Inference for correlation - NHST

Resampling methodology:
We can break apart the heights and their corresponding foot lengths by shuffling one of the variables while keeping the other one untouched.

We create hypothetical pairs that could have been observed if there was no association between height and foot length.

For each simulation, we calculate the new $r$ resulting from this possible association.

Inference for correlation - NHST

By repeating this process 10000 times, we obtain the sampling distribution of the correlation coefficient if there was no association between the two variables in our dataset. This is the sampling distribution of the null hypothesis.

A p-value can be calculated by counting how many simulations resulted in a $r$ as extreme as our initial observation and dividing it by the total number of simulations.

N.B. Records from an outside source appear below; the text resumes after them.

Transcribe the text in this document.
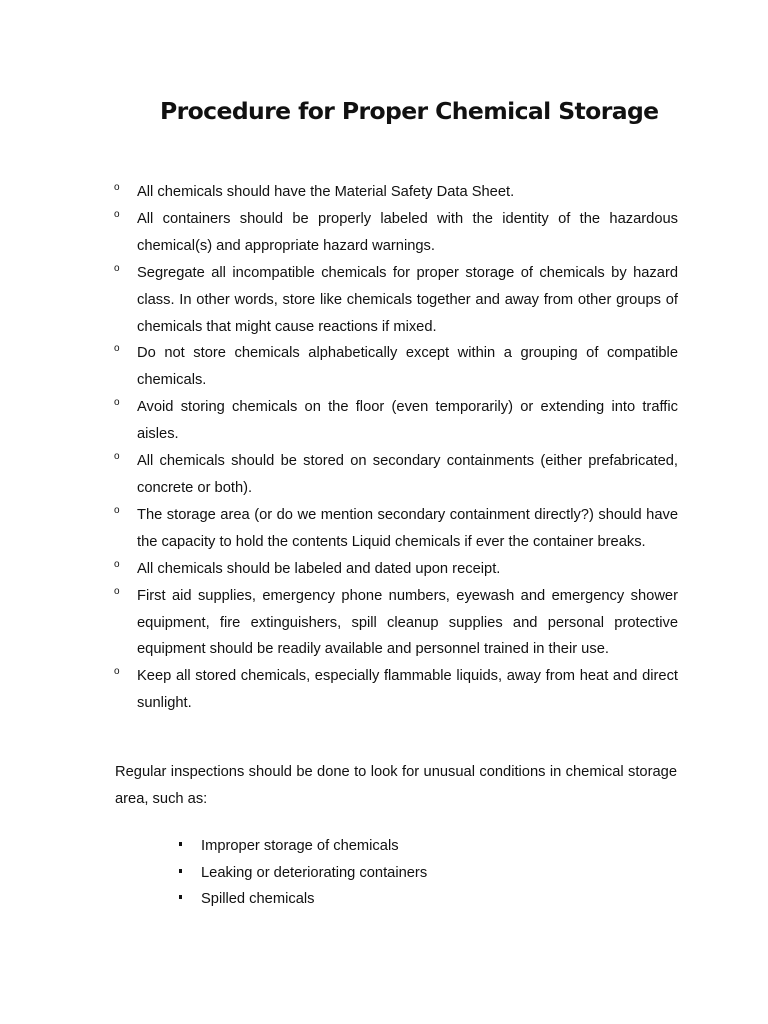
Procedure for Proper Chemical Storage
o All chemicals should have the Material Safety Data Sheet.
o All containers should be properly labeled with the identity of the hazardous chemical(s) and appropriate hazard warnings.
o Segregate all incompatible chemicals for proper storage of chemicals by hazard class. In other words, store like chemicals together and away from other groups of chemicals that might cause reactions if mixed.
o Do not store chemicals alphabetically except within a grouping of compatible chemicals.
o Avoid storing chemicals on the floor (even temporarily) or extending into traffic aisles.
o All chemicals should be stored on secondary containments (either prefabricated, concrete or both).
o The storage area (or do we mention secondary containment directly?) should have the capacity to hold the contents Liquid chemicals if ever the container breaks.
o All chemicals should be labeled and dated upon receipt.
o First aid supplies, emergency phone numbers, eyewash and emergency shower equipment, fire extinguishers, spill cleanup supplies and personal protective equipment should be readily available and personnel trained in their use.
o Keep all stored chemicals, especially flammable liquids, away from heat and direct sunlight.

Regular inspections should be done to look for unusual conditions in chemical storage area, such as:

Improper storage of chemicals
Leaking or deteriorating containers
Spilled chemicals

Inference for correlation - NHST

$p=0.0003$

We have strong evidence against the null hypothesis, a correlation coefficient as extreme as $r=0.711$ would only be observed 0.3% of the time if the null hypothesis was true.
We can conclude that foot length is positively correlated with height.

Inference for correlation - 95% CIs

Resampling methodology:
To construct the 95% confidence intervals, we construct the sampling distribution of our statistic of interest ($r$) by drawing (with replacement) random bootstrap samples of the pairs from our original data sample.

For each simulation, we calculate the new $r$ resulting from this new obtained sample.

Inference for correlation - 95% CIs

By repeating this process 10000 times, we obtain the sampling distribution of $r$, centered at the value of $r$ observed in our original sample.

The 95% confidence intervals can then be calculated from this distribution.

Inference for correlation - 95% CIs

The correlation coefficient between height and foot length is 0.711, with a 95% CI of [0.54, 0.86].

$0$ (the "no-association value") is not in this interval. We have strong evidence suggesting that height and foot length are positively correlated.